Functional genomics research relies on sophisticated tools and technologies. Here are some key components of the modern Down syndrome research toolkit:
| Research Tool | Function in Down Syndrome Research |
|---|---|
| CRISPR-Cas9 Gene Editing | Targets and removes extra chromosomes or modifies specific genes 7 |
| Induced Pluripotent Stem Cells (iPSCs) | Creates patient-specific cell models for studying disease mechanisms 7 |
| Multi-omics Technologies | Simultaneously analyzes genes, proteins, metabolites for comprehensive profiling 1 |
| Animal Models (Ts66Yah mice) | Provides enhanced models that more precisely capture Down syndrome genetics for preclinical studies 8 |
| Biobanks | Stores biological samples for large-scale studies across research institutions 1 |
Precision gene editing technology that allows targeted modification of genetic sequences, including potential correction of trisomy 21.
Induced pluripotent stem cells created from patient samples, enabling personalized disease modeling and drug testing.
Integrated analysis of genomics, transcriptomics, proteomics, and metabolomics for comprehensive biological profiling.
The insights from functional genomics are already shaping the future of Down syndrome research and care. The NIH's INCLUDE Project, launched in 2018, represents a comprehensive effort to understand co-occurring conditions across the lifespan 5 9 . This initiative has three main components:
Conducting targeted basic science studies on chromosome 21 and Down syndrome
Assembling a large cohort of individuals with Down syndrome across the lifespan
Including individuals with Down syndrome in existing and future clinical trials 9
Research priorities include investigating impaired musculoskeletal growth, accelerated immune aging, and the development of precision medicine approaches that consider an individual's unique genetic, environmental, and lifestyle factors to promote brain health across the lifespan 1 5 .

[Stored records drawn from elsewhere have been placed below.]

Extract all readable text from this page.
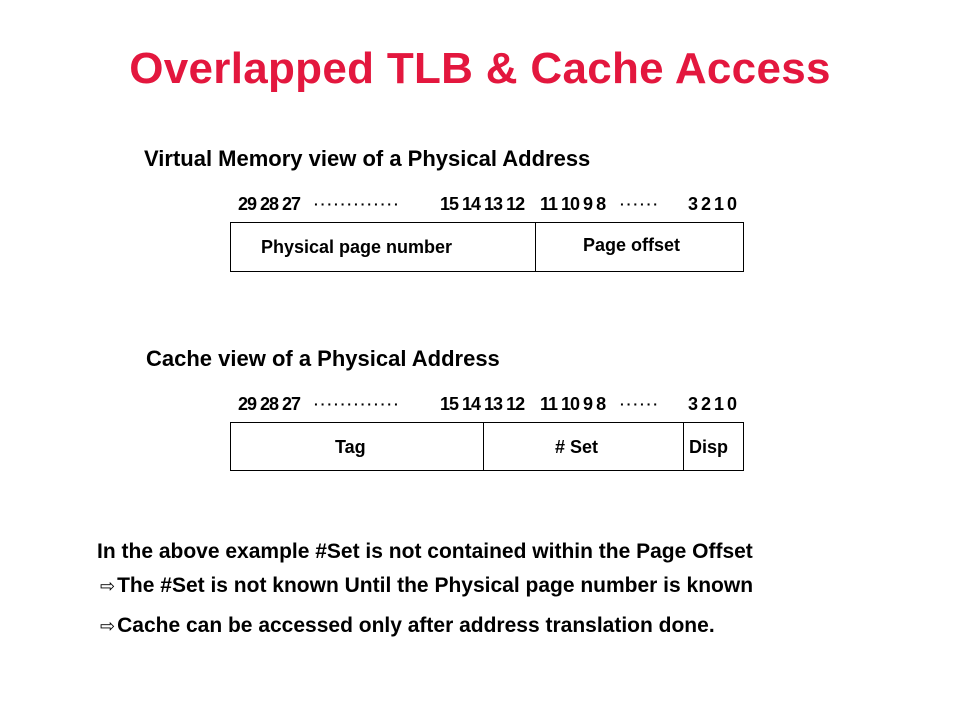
Overlapped TLB & Cache Access
Virtual Memory view of a Physical Address
29 28 27 ············· 15 14 13 12 11 10 9 8 ······ 3 2 1 0
Physical page number	Page offset
Cache view of a Physical Address
29 28 27 ············· 15 14 13 12 11 10 9 8 ······ 3 2 1 0
Tag	# Set	Disp
In the above example #Set is not contained within the Page Offset
⇨The #Set is not known Until the Physical page number is known
⇨Cache can be accessed only after address translation done.
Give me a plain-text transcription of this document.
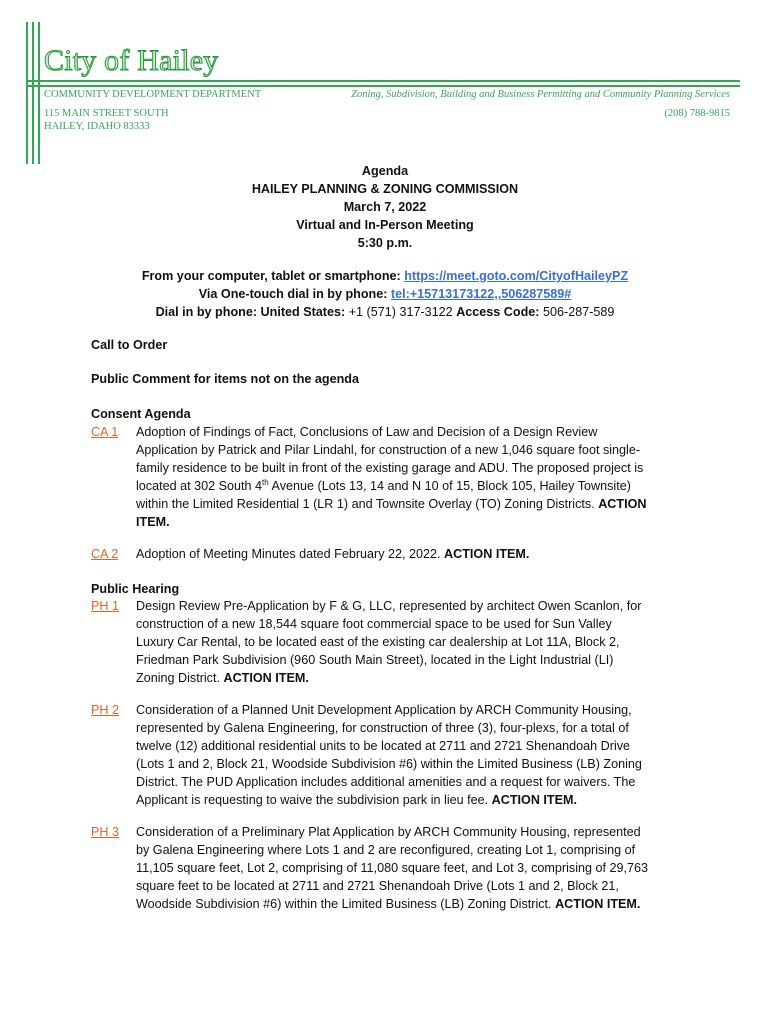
City of Hailey
COMMUNITY DEVELOPMENT DEPARTMENT
115 MAIN STREET SOUTH
HAILEY, IDAHO 83333
Zoning, Subdivision, Building and Business Permitting and Community Planning Services
(208) 788-9815

Agenda

HAILEY PLANNING & ZONING COMMISSION

March 7, 2022

Virtual and In-Person Meeting

5:30 p.m.

From your computer, tablet or smartphone: https://meet.goto.com/CityofHaileyPZ

Via One-touch dial in by phone: tel:+15713173122,,506287589#

Dial in by phone: United States: +1 (571) 317-3122 Access Code: 506-287-589

Call to Order

Public Comment for items not on the agenda

Consent Agenda

CA 1 Adoption of Findings of Fact, Conclusions of Law and Decision of a Design Review Application by Patrick and Pilar Lindahl, for construction of a new 1,046 square foot single-family residence to be built in front of the existing garage and ADU. The proposed project is located at 302 South 4th Avenue (Lots 13, 14 and N 10 of 15, Block 105, Hailey Townsite) within the Limited Residential 1 (LR 1) and Townsite Overlay (TO) Zoning Districts. ACTION ITEM.

CA 2 Adoption of Meeting Minutes dated February 22, 2022. ACTION ITEM.

Public Hearing

PH 1 Design Review Pre-Application by F & G, LLC, represented by architect Owen Scanlon, for construction of a new 18,544 square foot commercial space to be used for Sun Valley Luxury Car Rental, to be located east of the existing car dealership at Lot 11A, Block 2, Friedman Park Subdivision (960 South Main Street), located in the Light Industrial (LI) Zoning District. ACTION ITEM.

PH 2 Consideration of a Planned Unit Development Application by ARCH Community Housing, represented by Galena Engineering, for construction of three (3), four-plexs, for a total of twelve (12) additional residential units to be located at 2711 and 2721 Shenandoah Drive (Lots 1 and 2, Block 21, Woodside Subdivision #6) within the Limited Business (LB) Zoning District. The PUD Application includes additional amenities and a request for waivers. The Applicant is requesting to waive the subdivision park in lieu fee. ACTION ITEM.

PH 3 Consideration of a Preliminary Plat Application by ARCH Community Housing, represented by Galena Engineering where Lots 1 and 2 are reconfigured, creating Lot 1, comprising of 11,105 square feet, Lot 2, comprising of 11,080 square feet, and Lot 3, comprising of 29,763 square feet to be located at 2711 and 2721 Shenandoah Drive (Lots 1 and 2, Block 21, Woodside Subdivision #6) within the Limited Business (LB) Zoning District. ACTION ITEM.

Functional genomics has transformed our understanding of Down syndrome from a static genetic condition to a dynamic interplay of biological processes that evolve across the lifespan. The groundbreaking discoveries emerging from laboratories worldwide—from the age-specific biological changes mapped by the Human Trisome Project to the revolutionary potential of chromosome editing—herald a new era where interventions may be precisely tailored to an individual's age and specific genetic profile.
As Dr. JoaquÃn Espinosa of the Crnic Institute notes, "These results reveal for the first time that trisomy 21 changes human biology in unique ways as persons with Down syndrome grow and age" 1 . This deeper understanding promises not only to extend life expectancy but to significantly enhance quality of life for millions of people with Down syndrome worldwide.
The future of Down syndrome research lies in embracing this complexity—recognizing that while trisomy 21 may be the genetic compass that sets the direction, the journey of discovery is only just beginning.